Congressional Hispanic Caucus (CHC) leaders have called for “a multi-agency meeting” featuring top administration officials who carried out Donald Trump’s family separation policy, writing in a letter that while they’ve been able to meet with some officials independently, their answers have indicated that departments failed to communicate about this barbaric policy’s implementation and only worsened an already horrific humanitarian disaster.

Under the “zero tolerance” policy, more than 2,800 children were stolen from families at the southern border. Families were sloppily torn apart by Customs and Border Protection, with parents sent to Immigration and Customs Enforcement custody, and their children to the Office of Refugee Resettlement, which is under Health and Human Services.
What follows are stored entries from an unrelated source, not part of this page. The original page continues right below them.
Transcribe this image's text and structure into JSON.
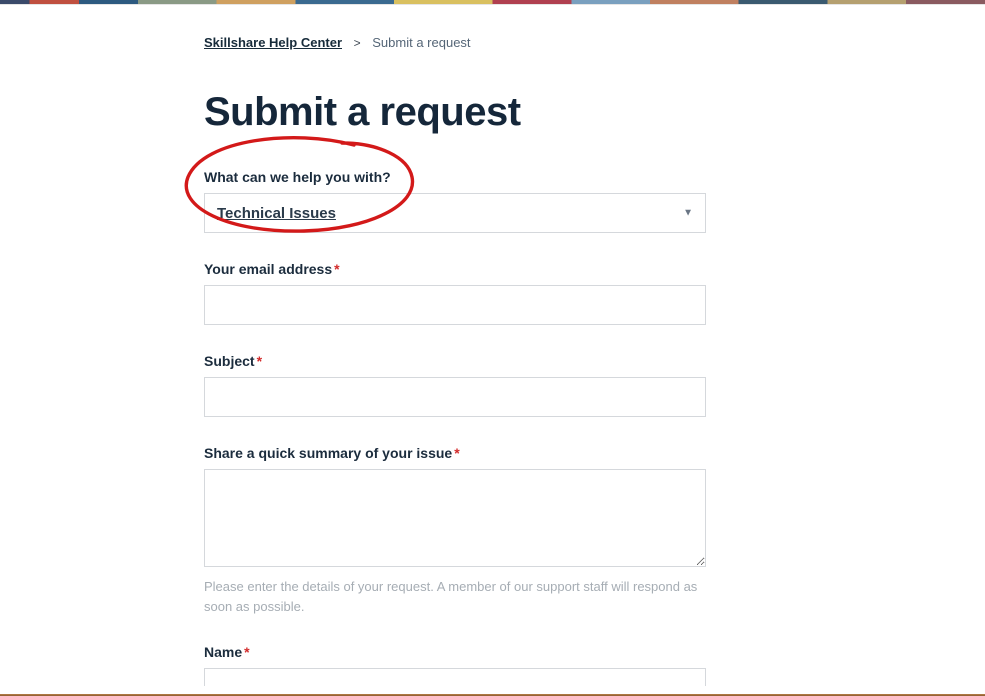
{
  "breadcrumb": {
    "home_label": "Skillshare Help Center",
    "current_label": "Submit a request"
  },
  "page_title": "Submit a request",
  "form": {
    "help_with": {
      "label": "What can we help you with?",
      "selected": "Technical Issues"
    },
    "email": {
      "label": "Your email address",
      "value": ""
    },
    "subject": {
      "label": "Subject",
      "value": ""
    },
    "summary": {
      "label": "Share a quick summary of your issue",
      "value": "",
      "hint": "Please enter the details of your request. A member of our support staff will respond as soon as possible."
    },
    "name": {
      "label": "Name",
      "value": ""
    }
  }
}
A government watchdog report later found that the administration did this without tracking them, which has resulted in the torturous, prolonged detention of kids in abusive conditions.

“It is now clear,” said Representatives Joaquín Castro, Ruben Gallego, Nannette Barragán, Adriano Espaillat and Veronica Escobar, “that DHS and DOJ failed to properly communicate the launch of this harmful policy, DHS failed to track and identify all separated children and parents at the border, and HHS was given the arduous task of tracking and identifying as many separated children as possible.”

Accountability for this crime against humanity has been long overdue. Kids separated under the policy are still in U.S. custody, months after a federal judge’s deadline. That same judge is also currently deciding whether families separated at the border before the policy’s implementation should be tracked down and reunited, which could number in the thousands. That judge has said, however, that the administration bears responsibility for those kids. 

“Enough with the finger pointing,” the legislators tweeted about their letter to DHS Security Secretary Kirstjen Nielsen, Attorney General William Barr, CBP Commissioner Kevin McAleenan, ICE acting Director Ronald Vitiello, and ORR acting Director Jonathan Hayes. “Federal agencies must accept responsibility for implementing Trump’s family separation policy.” Family separation remains a crisis.